Molti rabbrividirono, mentre Hofheim impallidiva visibilmente.
– Mio fratello non è un traditore! – protestò, voltandosi verso Hunibald: – Ha solo tentato di aprirvi gli occhi, Sire, per farvi capire chi sia il vero nemico del regno!
– Oho, stiamo diventando tracotanti. – commentò serafico Eubetius: – Nemico del regno, a mio parere, è chiunque si ribelli alla legge del re. Vostro fratello lo ha fatto, e mi pare che voi siate sulla sua stessa strada.
– Be', ora non esageriamo, Eubetius. – intervenne Hunibald, incerto: – Il duca Hofheim è insolente, ma non ha commesso azioni che giustifichino un'accusa di tradimento.
– Se posso permettermi un umile consiglio, Sire, dovreste essere più diffidente. – commentò Eubetius: – Voi onorate della vostra fiducia e della vostra amicizia molti che non le meritano affatto, e che approfittano della vostra magnanimità per tessere intrighi alle vostre spalle.
– È una calunnia, Maestà! – si oppose Hofheim, lanciando al mago un'occhiata piena di risentimento.
– Pensateci bene, Sire. – insisté Eubetius, implacabile: – Questi rivoltosi sono organizzati e bene armati. Non sono cani sciolti, ma hanno dei capi alle loro spalle.
– State insinuando che uno dei miei gastaldi sia in realtà una mente della ribellione, Eubetius? – domandò severamente il re: – È un'accusa molto grave.
– Dico soltanto che questa matassa ha dei bandoli, Maestà, che devono essere trovati. – asserì con calma il mago: – In ogni caso, questi stolti non possono esservi in alcun modo d'aiuto. Cacciateli via e ascoltate piuttosto la soluzione che vorrei proporvi.
Il re corrugò le sopracciglia, quindi annuì e si girò verso l'uditorio: – Andatevene, per ora.

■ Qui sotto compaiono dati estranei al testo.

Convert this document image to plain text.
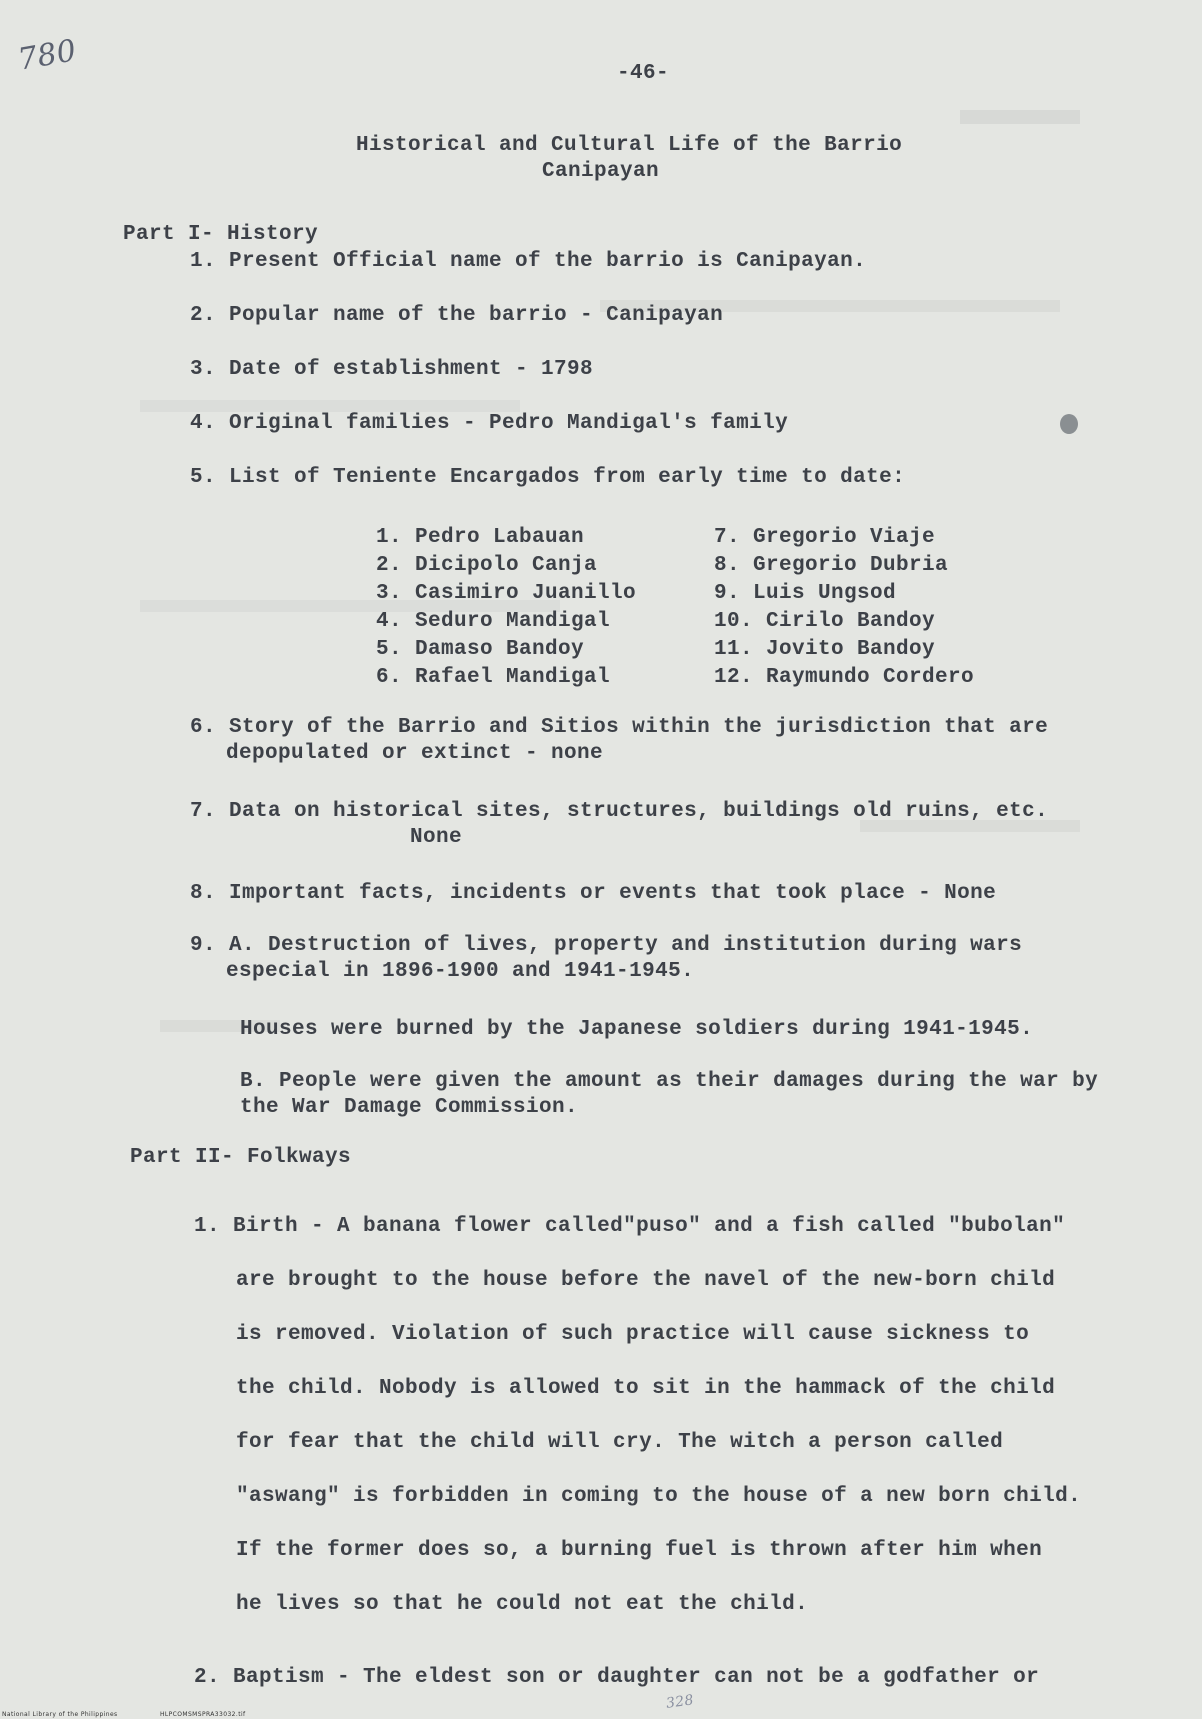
780	-46-
Historical and Cultural Life of the Barrio
Canipayan
Part I- History
1. Present Official name of the barrio is Canipayan.
2. Popular name of the barrio - Canipayan
3. Date of establishment - 1798
4. Original families - Pedro Mandigal's family
5. List of Teniente Encargados from early time to date:
1. Pedro Labauan
2. Dicipolo Canja
3. Casimiro Juanillo
4. Seduro Mandigal
5. Damaso Bandoy
6. Rafael Mandigal
7. Gregorio Viaje
8. Gregorio Dubria
9. Luis Ungsod
10. Cirilo Bandoy
11. Jovito Bandoy
12. Raymundo Cordero
6. Story of the Barrio and Sitios within the jurisdiction that are
depopulated or extinct - none
7. Data on historical sites, structures, buildings old ruins, etc.
None
8. Important facts, incidents or events that took place - None
9. A. Destruction of lives, property and institution during wars
especial in 1896-1900 and 1941-1945.
Houses were burned by the Japanese soldiers during 1941-1945.
B. People were given the amount as their damages during the war by
the War Damage Commission.
Part II- Folkways
1. Birth - A banana flower called"puso" and a fish called "bubolan"
are brought to the house before the navel of the new-born child
is removed. Violation of such practice will cause sickness to
the child. Nobody is allowed to sit in the hammack of the child
for fear that the child will cry. The witch a person called
"aswang" is forbidden in coming to the house of a new born child.
If the former does so, a burning fuel is thrown after him when
he lives so that he could not eat the child.
2. Baptism - The eldest son or daughter can not be a godfather or
328
National Library of the Philippines	HLPCOMSMSPRA33032.tif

Vi farò richiamare al momento opportuno. Quanto a voi, duca Hofheim, più tardi verrete da me per un colloquio privato. Ora siete tutti congedati.
I consiglieri e i gastaldi si alzarono e lasciarono la sala in silenzio. Il duca Hofheim si inchinò rigidamente al re e, dopo aver lanciato un ultimo sguardo di fuoco ad Eubetius, seguì i suoi compagni.